Amy Wallis has an exceptionally lovely voice, and her Belle is ably matched by Warren Kimmel’s rugged Beast. Though none of their songs is particularly memorable and their relationship doesn’t catch fire until Act Two, the fairy tale ending totally hooked me.
As so often the case with musicals, the romance plot proves less engaging than the colourful supporting cast. Jonathan Winsby’s ultra-vain Gaston is an absolute hoot in his padded muscle-suit, a kind of Elvis Schwarzenegger. Winsby’s fine baritone graces a couple of the most entertaining production numbers, including the aptly titled “Gaston,” accompanied by the good work of Dan Costain as his sidekick, LeFou.

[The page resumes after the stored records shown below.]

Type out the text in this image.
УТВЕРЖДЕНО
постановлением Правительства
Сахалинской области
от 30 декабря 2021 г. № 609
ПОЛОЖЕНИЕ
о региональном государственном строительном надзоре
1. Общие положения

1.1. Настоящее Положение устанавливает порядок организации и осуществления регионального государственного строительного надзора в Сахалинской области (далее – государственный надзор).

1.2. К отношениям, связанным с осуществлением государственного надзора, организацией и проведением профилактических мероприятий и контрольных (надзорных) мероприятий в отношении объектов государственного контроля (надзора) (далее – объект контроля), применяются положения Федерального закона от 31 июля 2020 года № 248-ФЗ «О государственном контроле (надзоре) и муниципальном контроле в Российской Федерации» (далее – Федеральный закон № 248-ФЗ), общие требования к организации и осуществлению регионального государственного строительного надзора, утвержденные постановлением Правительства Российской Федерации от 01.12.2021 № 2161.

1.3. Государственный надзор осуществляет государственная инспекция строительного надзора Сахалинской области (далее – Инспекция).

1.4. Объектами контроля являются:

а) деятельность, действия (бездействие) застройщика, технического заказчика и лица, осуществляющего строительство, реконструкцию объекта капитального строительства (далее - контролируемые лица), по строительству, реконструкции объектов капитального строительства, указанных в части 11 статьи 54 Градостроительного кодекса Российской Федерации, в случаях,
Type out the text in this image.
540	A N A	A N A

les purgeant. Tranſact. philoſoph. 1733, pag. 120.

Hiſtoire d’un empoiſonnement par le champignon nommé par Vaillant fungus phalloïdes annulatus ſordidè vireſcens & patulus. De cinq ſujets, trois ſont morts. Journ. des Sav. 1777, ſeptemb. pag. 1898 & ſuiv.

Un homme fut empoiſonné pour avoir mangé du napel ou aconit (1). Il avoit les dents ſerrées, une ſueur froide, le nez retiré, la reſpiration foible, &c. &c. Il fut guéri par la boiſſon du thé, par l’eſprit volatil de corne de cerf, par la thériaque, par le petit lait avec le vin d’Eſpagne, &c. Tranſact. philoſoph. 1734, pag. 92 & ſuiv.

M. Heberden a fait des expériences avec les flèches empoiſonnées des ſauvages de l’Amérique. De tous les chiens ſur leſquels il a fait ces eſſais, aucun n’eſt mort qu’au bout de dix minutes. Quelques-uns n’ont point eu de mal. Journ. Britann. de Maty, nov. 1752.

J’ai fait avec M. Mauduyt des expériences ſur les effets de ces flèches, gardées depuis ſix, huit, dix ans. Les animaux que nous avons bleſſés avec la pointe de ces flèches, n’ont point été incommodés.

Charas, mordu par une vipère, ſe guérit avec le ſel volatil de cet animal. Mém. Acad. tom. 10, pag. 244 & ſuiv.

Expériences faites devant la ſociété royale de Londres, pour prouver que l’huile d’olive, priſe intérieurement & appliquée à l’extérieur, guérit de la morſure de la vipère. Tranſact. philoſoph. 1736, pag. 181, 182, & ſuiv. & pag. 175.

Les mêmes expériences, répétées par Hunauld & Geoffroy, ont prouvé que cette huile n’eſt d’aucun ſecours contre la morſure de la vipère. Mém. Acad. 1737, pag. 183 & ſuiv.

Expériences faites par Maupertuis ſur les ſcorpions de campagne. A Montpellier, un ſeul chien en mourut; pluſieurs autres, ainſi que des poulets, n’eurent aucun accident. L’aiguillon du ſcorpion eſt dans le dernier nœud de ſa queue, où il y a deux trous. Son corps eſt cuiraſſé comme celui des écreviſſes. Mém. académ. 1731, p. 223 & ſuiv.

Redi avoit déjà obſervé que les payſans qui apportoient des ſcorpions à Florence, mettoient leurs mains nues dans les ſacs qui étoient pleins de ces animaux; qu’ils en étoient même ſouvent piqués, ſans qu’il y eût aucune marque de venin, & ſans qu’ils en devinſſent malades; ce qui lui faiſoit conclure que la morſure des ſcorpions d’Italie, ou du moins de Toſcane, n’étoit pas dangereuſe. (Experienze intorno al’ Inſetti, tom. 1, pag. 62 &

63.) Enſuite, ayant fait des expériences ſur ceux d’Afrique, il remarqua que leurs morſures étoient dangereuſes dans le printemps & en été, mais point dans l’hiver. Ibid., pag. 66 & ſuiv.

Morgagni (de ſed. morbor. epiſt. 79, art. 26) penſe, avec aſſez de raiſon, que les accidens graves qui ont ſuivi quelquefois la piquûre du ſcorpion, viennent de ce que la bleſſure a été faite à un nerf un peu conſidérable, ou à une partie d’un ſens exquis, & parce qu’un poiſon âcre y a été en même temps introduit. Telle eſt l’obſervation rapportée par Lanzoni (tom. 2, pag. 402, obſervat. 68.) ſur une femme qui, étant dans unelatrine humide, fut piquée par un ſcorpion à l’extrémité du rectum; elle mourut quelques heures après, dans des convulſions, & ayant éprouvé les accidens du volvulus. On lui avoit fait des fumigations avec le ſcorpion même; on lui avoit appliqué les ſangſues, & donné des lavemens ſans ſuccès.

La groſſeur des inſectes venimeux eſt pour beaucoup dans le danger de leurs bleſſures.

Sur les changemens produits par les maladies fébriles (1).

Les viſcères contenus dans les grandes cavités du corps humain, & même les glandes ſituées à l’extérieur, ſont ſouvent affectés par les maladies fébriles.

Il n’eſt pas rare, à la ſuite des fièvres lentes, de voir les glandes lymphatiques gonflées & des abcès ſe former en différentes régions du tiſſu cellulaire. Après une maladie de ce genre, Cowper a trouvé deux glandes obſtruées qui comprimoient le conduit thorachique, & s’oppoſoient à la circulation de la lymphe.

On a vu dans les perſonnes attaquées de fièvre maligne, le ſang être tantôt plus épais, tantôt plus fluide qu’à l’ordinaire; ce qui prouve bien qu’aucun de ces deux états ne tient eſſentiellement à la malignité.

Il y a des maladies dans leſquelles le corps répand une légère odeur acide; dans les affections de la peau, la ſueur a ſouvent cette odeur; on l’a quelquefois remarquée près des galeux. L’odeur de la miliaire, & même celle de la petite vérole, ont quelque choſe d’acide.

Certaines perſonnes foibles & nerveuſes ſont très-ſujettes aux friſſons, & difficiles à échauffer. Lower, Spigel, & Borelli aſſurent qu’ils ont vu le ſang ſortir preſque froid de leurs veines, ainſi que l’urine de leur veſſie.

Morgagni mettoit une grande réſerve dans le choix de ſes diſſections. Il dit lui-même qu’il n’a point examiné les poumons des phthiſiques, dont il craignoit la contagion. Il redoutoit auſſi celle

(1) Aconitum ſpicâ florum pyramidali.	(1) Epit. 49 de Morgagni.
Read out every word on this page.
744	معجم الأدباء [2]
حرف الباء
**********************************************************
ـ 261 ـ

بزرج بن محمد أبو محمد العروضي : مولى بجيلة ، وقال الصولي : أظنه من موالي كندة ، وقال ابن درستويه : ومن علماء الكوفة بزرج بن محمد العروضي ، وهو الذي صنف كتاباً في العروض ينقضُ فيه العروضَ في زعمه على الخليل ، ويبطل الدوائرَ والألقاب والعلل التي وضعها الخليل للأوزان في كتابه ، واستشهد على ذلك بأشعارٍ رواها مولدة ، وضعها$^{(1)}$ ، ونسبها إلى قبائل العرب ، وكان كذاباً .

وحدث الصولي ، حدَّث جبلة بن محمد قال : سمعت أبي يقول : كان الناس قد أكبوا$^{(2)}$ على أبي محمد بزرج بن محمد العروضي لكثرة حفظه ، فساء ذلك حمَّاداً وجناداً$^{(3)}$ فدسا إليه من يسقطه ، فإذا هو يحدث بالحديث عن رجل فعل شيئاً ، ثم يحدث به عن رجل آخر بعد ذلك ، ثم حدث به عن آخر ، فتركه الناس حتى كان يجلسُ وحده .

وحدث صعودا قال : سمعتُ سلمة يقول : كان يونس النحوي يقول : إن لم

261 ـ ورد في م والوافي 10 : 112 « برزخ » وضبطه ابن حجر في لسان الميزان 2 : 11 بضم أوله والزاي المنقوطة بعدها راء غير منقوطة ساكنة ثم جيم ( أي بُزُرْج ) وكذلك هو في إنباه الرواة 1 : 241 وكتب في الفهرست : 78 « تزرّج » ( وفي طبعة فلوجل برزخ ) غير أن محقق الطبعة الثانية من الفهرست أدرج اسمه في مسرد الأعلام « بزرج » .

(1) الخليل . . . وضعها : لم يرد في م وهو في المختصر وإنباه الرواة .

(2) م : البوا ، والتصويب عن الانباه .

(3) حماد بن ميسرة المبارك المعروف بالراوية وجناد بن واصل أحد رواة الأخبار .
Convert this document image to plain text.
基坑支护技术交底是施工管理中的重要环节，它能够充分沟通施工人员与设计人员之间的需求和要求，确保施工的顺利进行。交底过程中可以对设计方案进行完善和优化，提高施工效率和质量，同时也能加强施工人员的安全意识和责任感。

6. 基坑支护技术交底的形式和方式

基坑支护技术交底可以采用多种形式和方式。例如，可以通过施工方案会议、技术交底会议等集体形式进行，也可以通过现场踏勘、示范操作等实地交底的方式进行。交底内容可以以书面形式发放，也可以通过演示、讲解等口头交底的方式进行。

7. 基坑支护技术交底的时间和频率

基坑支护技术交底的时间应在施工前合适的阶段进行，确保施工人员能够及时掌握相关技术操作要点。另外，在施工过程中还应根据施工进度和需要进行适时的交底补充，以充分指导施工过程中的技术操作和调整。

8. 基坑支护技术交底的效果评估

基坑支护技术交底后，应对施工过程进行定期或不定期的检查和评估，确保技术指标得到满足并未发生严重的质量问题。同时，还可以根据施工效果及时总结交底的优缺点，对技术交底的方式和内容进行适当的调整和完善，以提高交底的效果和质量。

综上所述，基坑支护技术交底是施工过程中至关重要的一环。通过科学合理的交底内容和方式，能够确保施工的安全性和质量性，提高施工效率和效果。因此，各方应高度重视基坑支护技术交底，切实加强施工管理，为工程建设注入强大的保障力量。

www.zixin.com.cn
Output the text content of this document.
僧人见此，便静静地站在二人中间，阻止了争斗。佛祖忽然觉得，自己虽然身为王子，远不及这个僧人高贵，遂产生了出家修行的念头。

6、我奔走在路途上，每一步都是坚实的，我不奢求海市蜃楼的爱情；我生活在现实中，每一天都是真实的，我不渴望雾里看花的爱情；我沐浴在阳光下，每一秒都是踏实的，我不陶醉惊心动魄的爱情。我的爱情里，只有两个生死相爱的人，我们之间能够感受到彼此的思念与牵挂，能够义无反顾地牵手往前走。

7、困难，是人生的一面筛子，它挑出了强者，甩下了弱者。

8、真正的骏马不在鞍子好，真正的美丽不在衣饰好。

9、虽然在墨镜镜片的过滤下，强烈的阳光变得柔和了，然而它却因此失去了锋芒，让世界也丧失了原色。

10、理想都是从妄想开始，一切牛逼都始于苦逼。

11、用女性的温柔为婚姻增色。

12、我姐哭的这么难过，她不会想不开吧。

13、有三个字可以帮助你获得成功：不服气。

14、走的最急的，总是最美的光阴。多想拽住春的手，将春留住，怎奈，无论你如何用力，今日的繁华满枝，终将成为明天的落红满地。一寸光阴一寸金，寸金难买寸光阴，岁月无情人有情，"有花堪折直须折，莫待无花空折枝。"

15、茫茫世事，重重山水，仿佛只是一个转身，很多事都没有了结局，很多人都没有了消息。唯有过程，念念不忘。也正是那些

The stage show, like the movie, is most magical in the presence of the characters in Beast’s castle who are slowly being transformed into things: the maid Babette (Sara-Jean Hosie) with a toilet plunger growing out of her head, Madame de la Grande Bouche (Dorothy Hosie), a living chest of drawers, the teacup Chip (Jessica Marino), and his mother Mrs. Potts (Susan Anderson, who sings the title song beautifully). Their big number, “Be Our Guest,” is a Radio City Music Hall-style spectacle with a full chorus showing off Valerie Easton’s lively choreography and Bruce Kellett’s tight six-piece orchestra.
And centre-stage are Cogsworth, the clockwork butler, played with wonderful comic texture by Shawn Macdonald, and the real star of this show for my money, Matt Palmer as Lumiere, the human candelabra, with his Inspector Clouseau accent and hilarious deadpan expressions.
Disney or not, this one really is a beauty.